Die im Sommer 2022 in den SGB II-Bezug einmündenden erwerbsfähigen Leistungsberechtigten werden erst 2024 die Kriterien für den Langzeitleistungsbezug erfüllen. Ein unmittelbarer Zusammenhang zwischen Konjunktur bzw. Arbeitsmarkt und dem Bestand der Langzeitleistungsbeziehenden ist demnach in nur geringem Maße vorhanden.
Konjunkturprognose für 2023 zurückhaltend
Angesichts der bestehenden Unsicherheiten aufgrund von Krieg, Energiekrise, Inflation und fortbestehender Liefer- und Materialengpässe sind die Konjunkturprognosen für 2023 zurückhaltend. Dennoch scheint der Arbeitsmarkt im Münsterland weiter stabil zu bleiben. Nicht nur mit der großen Zahl der Geflüchteten kommen in diesem Jahr neue und ganz besondere Herausforderungen auf die Jobcenter im Kreis zu. Zum einen sind deutlich mehr Menschen, die zudem spezielle Anforderungen mitbringen, im SGB II zu betreuen und in Arbeit zu vermitteln.
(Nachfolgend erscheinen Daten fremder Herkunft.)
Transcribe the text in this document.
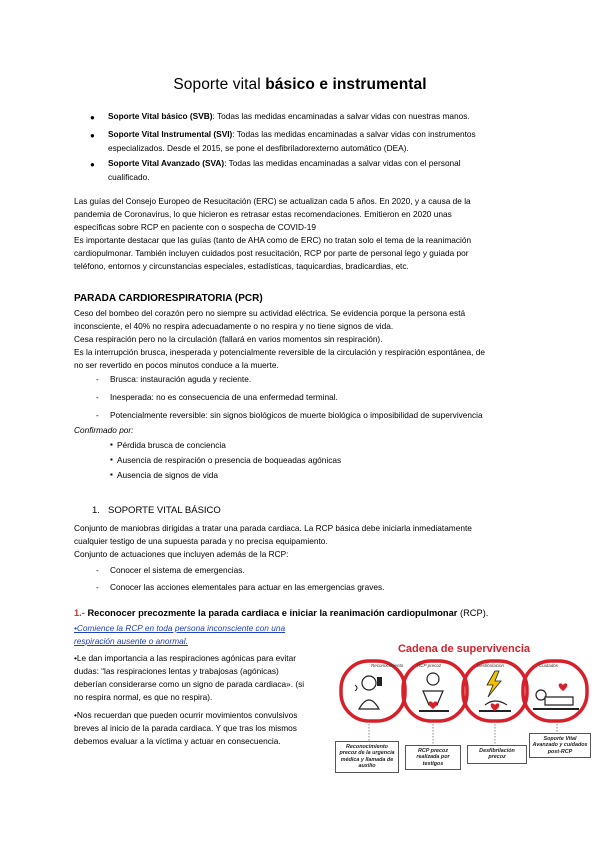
Soporte vital básico e instrumental
● Soporte Vital básico (SVB): Todas las medidas encaminadas a salvar vidas con nuestras manos.
● Soporte Vital Instrumental (SVI): Todas las medidas encaminadas a salvar vidas con instrumentos
especializados. Desde el 2015, se pone el desfibriladorexterno automático (DEA).
● Soporte Vital Avanzado (SVA): Todas las medidas encaminadas a salvar vidas con el personal
cualificado.
Las guías del Consejo Europeo de Resucitación (ERC) se actualizan cada 5 años. En 2020, y a causa de la
pandemia de Coronavirus, lo que hicieron es retrasar estas recomendaciones. Emitieron en 2020 unas
específicas sobre RCP en paciente con o sospecha de COVID-19
Es importante destacar que las guías (tanto de AHA como de ERC) no tratan solo el tema de la reanimación
cardiopulmonar. También incluyen cuidados post resucitación, RCP por parte de personal lego y guiada por
teléfono, entornos y circunstancias especiales, estadísticas, taquicardias, bradicardias, etc.
PARADA CARDIORESPIRATORIA (PCR)
Ceso del bombeo del corazón pero no siempre su actividad eléctrica. Se evidencia porque la persona está
inconsciente, el 40% no respira adecuadamente o no respira y no tiene signos de vida.
Cesa respiración pero no la circulación (fallará en varios momentos sin respiración).
Es la interrupción brusca, inesperada y potencialmente reversible de la circulación y respiración espontánea, de
no ser revertido en pocos minutos conduce a la muerte.
- Brusca: instauración aguda y reciente.
- Inesperada: no es consecuencia de una enfermedad terminal.
- Potencialmente reversible: sin signos biológicos de muerte biológica o imposibilidad de supervivencia
Confirmado por:
▪ Pérdida brusca de conciencia
▪ Ausencia de respiración o presencia de boqueadas agónicas
▪ Ausencia de signos de vida
1. SOPORTE VITAL BÁSICO
Conjunto de maniobras dirigidas a tratar una parada cardiaca. La RCP básica debe iniciarla inmediatamente
cualquier testigo de una supuesta parada y no precisa equipamiento.
Conjunto de actuaciones que incluyen además de la RCP:
- Conocer el sistema de emergencias.
- Conocer las acciones elementales para actuar en las emergencias graves.
1.- Reconocer precozmente la parada cardiaca e iniciar la reanimación cardiopulmonar (RCP).
•Comience la RCP en toda persona inconsciente con una
respiración ausente o anormal.
•Le dan importancia a las respiraciones agónicas para evitar
dudas: “las respiraciones lentas y trabajosas (agónicas)
deberían considerarse como un signo de parada cardiaca». (si
no respira normal, es que no respira).
•Nos recuerdan que pueden ocurrir movimientos convulsivos
breves al inicio de la parada cardiaca. Y que tras los mismos
debemos evaluar a la víctima y actuar en consecuencia.
Cadena de supervivencia
Reconocimiento	RCP precoz	Desfibrilación	Cuidados
Reconocimiento precoz de la urgencia médica y llamada de auxilio
RCP precoz realizada por testigos
Desfibrilación precoz
Soporte Vital Avanzado y cuidados post-RCP
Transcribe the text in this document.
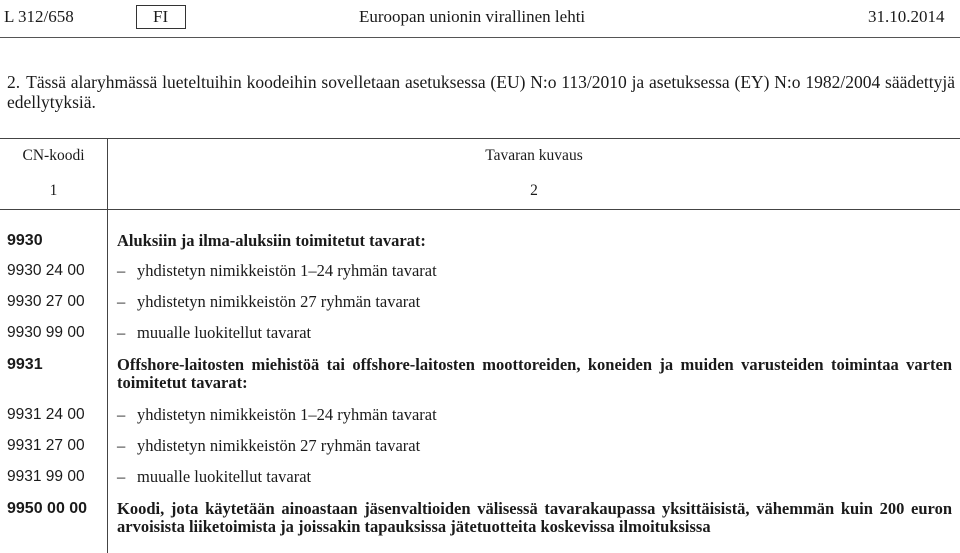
L 312/658	FI	Euroopan unionin virallinen lehti	31.10.2014
2. Tässä alaryhmässä lueteltuihin koodeihin sovelletaan asetuksessa (EU) N:o 113/2010 ja asetuksessa (EY) N:o 1982/2004 säädettyjä edellytyksiä.
CN-koodi	Tavaran kuvaus
1	2
9930	Aluksiin ja ilma-aluksiin toimitetut tavarat:
9930 24 00 – yhdistetyn nimikkeistön 1–24 ryhmän tavarat
9930 27 00 – yhdistetyn nimikkeistön 27 ryhmän tavarat
9930 99 00 – muualle luokitellut tavarat
9931	Offshore-laitosten miehistöä tai offshore-laitosten moottoreiden, koneiden ja muiden varusteiden toimintaa varten toimitetut tavarat:
9931 24 00 – yhdistetyn nimikkeistön 1–24 ryhmän tavarat
9931 27 00 – yhdistetyn nimikkeistön 27 ryhmän tavarat
9931 99 00 – muualle luokitellut tavarat
9950 00 00 Koodi, jota käytetään ainoastaan jäsenvaltioiden välisessä tavarakaupassa yksittäisistä, vähemmän kuin 200 euron arvoisista liiketoimista ja joissakin tapauksissa jätetuotteita koskevissa ilmoituksissa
Zum anderen müssen die Jobcenter durch die kurzfristige Einführung des Bürgergeldes zum 1. Januar 2023 die neuen gesetzlichen Regelungen umsetzen.
Auch Wohngeld-Reform nimmt Einfluss
Auch die für 2023 geplante Reform des Wohngeldes und die Einführung des Chancenaufenthaltsgesetzes werden nicht unerhebliche Auswirkungen auf die Zahl der SGB II-Hilfeempfänger und somit die Arbeit der Jobcenter haben.